An artist compels in the Romantics but falls short in Bach

Karl Stobbe: Bach, Paganini, Ysaÿe

The Strad Issue: August 2024

Description: An artist compels in the Romantics but falls short in Bach

Musicians: Karl Stobbe (violin)

Works: Bach: Violin Partita no.1 in B minor BWV1002. Paganini: Caprices op.1 nos. 9, 17 and 24. Ysaÿe: Solo Sonata in E minor op.27 no.4

Catalogue number: LEAF LM294

Karl Stobbe used the musical world’s pandemic standstill to immerse himself in works for unaccompanied violin. This disc forms part of a six-album series of solo recordings, each built around one of Bach’s iconic Sonatas and Partitas. Stobbe is a formidable technician, displaying precise and dextrous left-hand fingerwork, but the combination of his muscular virtuosity and the close, reverberant recording results in a perceived lack of expressive subtlety.

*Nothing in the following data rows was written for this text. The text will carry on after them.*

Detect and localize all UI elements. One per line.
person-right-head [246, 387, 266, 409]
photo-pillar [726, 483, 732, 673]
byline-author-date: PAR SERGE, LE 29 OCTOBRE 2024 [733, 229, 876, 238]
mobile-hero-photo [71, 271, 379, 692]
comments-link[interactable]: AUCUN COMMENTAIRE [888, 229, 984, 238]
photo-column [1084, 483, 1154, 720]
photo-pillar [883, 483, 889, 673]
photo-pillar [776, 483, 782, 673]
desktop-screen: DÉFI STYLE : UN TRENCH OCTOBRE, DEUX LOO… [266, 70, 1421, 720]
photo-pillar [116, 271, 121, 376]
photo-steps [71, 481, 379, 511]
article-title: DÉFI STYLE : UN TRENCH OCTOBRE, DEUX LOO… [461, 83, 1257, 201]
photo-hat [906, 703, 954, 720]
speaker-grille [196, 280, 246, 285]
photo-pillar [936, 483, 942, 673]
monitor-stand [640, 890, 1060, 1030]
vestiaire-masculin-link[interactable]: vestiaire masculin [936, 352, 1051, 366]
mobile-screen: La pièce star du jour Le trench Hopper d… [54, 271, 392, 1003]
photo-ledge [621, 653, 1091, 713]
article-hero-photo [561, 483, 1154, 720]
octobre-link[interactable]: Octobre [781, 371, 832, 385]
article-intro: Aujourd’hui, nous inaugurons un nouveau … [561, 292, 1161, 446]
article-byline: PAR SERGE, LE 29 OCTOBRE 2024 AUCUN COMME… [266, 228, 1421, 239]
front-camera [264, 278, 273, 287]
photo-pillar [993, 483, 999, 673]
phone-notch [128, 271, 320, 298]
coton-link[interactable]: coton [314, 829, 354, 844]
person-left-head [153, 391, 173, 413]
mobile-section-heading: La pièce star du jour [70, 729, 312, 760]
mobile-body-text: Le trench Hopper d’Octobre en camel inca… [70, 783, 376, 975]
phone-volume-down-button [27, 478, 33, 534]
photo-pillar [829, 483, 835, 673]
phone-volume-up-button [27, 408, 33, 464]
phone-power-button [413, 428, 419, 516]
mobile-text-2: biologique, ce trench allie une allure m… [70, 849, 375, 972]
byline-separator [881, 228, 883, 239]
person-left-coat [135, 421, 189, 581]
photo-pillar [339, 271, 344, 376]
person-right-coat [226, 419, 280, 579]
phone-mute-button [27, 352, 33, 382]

His Bach is in the Romantic camp, sporting a full, opulent sound. He often plays fast and loose with the notated articulations, attacks multiple stopping aggressively, shuns the opportunity to ornament repeated sections and adopts a breakneck approach to the Corrente and its Double. Regrettably, too, Stobbe’s full-on performances lack the rhetorical freedom inherent in Bach’s stylised dances and his range of dynamic variation sounds limited.

Stobbe is much more persuasive in strongly projected accounts of three Paganini Caprices and Ysaÿe’s Fourth Sonata, revisiting the latter having recorded all six sonatas a decade ago. He surmounts most technical challenges with admirable panache; however, expressive directions – the dynamic contrasts in the Allemande and Finale of Ysaÿe’s sonata and the pianos for the theme and variations 2, 5 and 7 of Paganini’s 24th Caprice, for example – largely fail to register.